La preghiera in lingua araba rimbomba
sulla spianata del memoriale, costellata di cippi di marmo cangianti
ed è già un brulicare di veli di donne dai mille colori. Quella
litania mi entra in testa, quasi ipnotizzandomi, mentre mi faccio
largo tra le persone davanti all'ingresso, seguendo Samra: ha 27 anni, è di Gračanica e mi accompagnerà fino a Sarajevo, stasera. Il suo ricordo della guerra è molto più diluito di quello di Lejla. Il conflitto è passato per casa sua solo perché il padre era impiegato in un ospedale vicino, dove ricoveravano i soldati. Non ha altre esperienze.
Ai cancelli d'ingresso, tra la ressa, c'è un uomo con una giacca grigia che
guarda dei fogli appesi al muro. Vicino due donne li scorrono col
dito. È l'elenco delle bare. A ogni numero corrisponde un nome,
perché finalmente quel nome corrisponde a un corpo, racconta una
storia e ha una famiglia che può piangerlo su una tomba.
Tra i cippi in marmo, all'interno, ci
sono nuove fosse, con un pezzo di legno verde a indicare la posizione
per ciascuna delle 409 bare, schierate subito dopo l'ingresso. Ancora qualche
ora di preghiera, poi per loro ci sarà la sepoltura.

Samra dice che è la prima volta anche per lei a Srebrenica. Ha comprato un fiorellino bianco con il cuore verde, fatto all'uncinetto, da due ragazze all'ingresso che li vendono con un cestino di giunchi intrecciati; è la margherita di Srebrenica; è per sua sorella, ma me la regala, spiegandomi che il bianco è il colore della purezza e il verde un colore caro ai musulmani.
Mi guida tra la folla, dicendo che la preghiera che sento è araba, ma non la capisce perché non conosce la lingua.

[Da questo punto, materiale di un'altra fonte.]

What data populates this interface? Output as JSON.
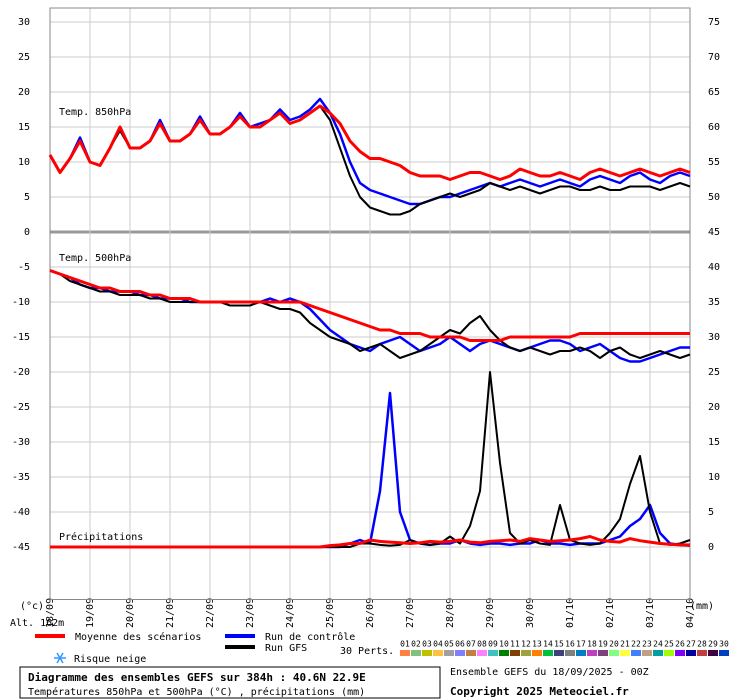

Scorgo fisionomie di ogni genere. Donne
cerulee dagli occhi di vetro e capelli d'oro. Anziane dalla pelle olivastra, ciocche ingrigite e profonde rughe scavate più dalla vita che dalla vecchiaia. Ci sono uomini alti e magri che sembrano quelli visti
nei servizi dei telegiornali: quelle carrellate di
prigionieri nei campi di concentramento che negli anni Novanta non riuscivo a credere fossero sorti nei Balcani, davanti alla porta di casa.
Non dopo la Shoa di metà Novecento.
Ci sono volti zigani, capelli scuri,
baffi folti sotto coppole nere o riccioli mediterranei che spuntano
dai veli. E veli. Una girandola di veli di tutte le fattezze e colori.
Se n'è ormai andata quasi tutta la
mattinata. Su un grande schermo si vedono le immagini all'interno
della fabbrica, dove si sono incontrate le autorità, impegnate nella
celebrazione civile e in un giro di interventi tra i quali manca
sempre quello di parte serba, che non riconosce il genocidio.

Un improvviso temporale non spaventa. Nessuno si muove dal posto, nonostante lo scroscio d'acqua battente, che passa in breve tempo. Solo quando
finisce la preghiera, le casse verdi vengono alzate e passate di mano
in mano sopra le teste dei presenti. Nella prima fila ce n'è una più
piccola. È di una bimba di tre giorni. A lei hanno reso omaggio
centinaia di persone, attendendo in coda. Quasi fosse il simbolo di una barbarie che non ha fatto distinzioni d'età e di genere.
Ancora una preghiera. Poi man mano, il
cimitero si sfolla. È pomeriggio inoltrato quando Potočari si spegne.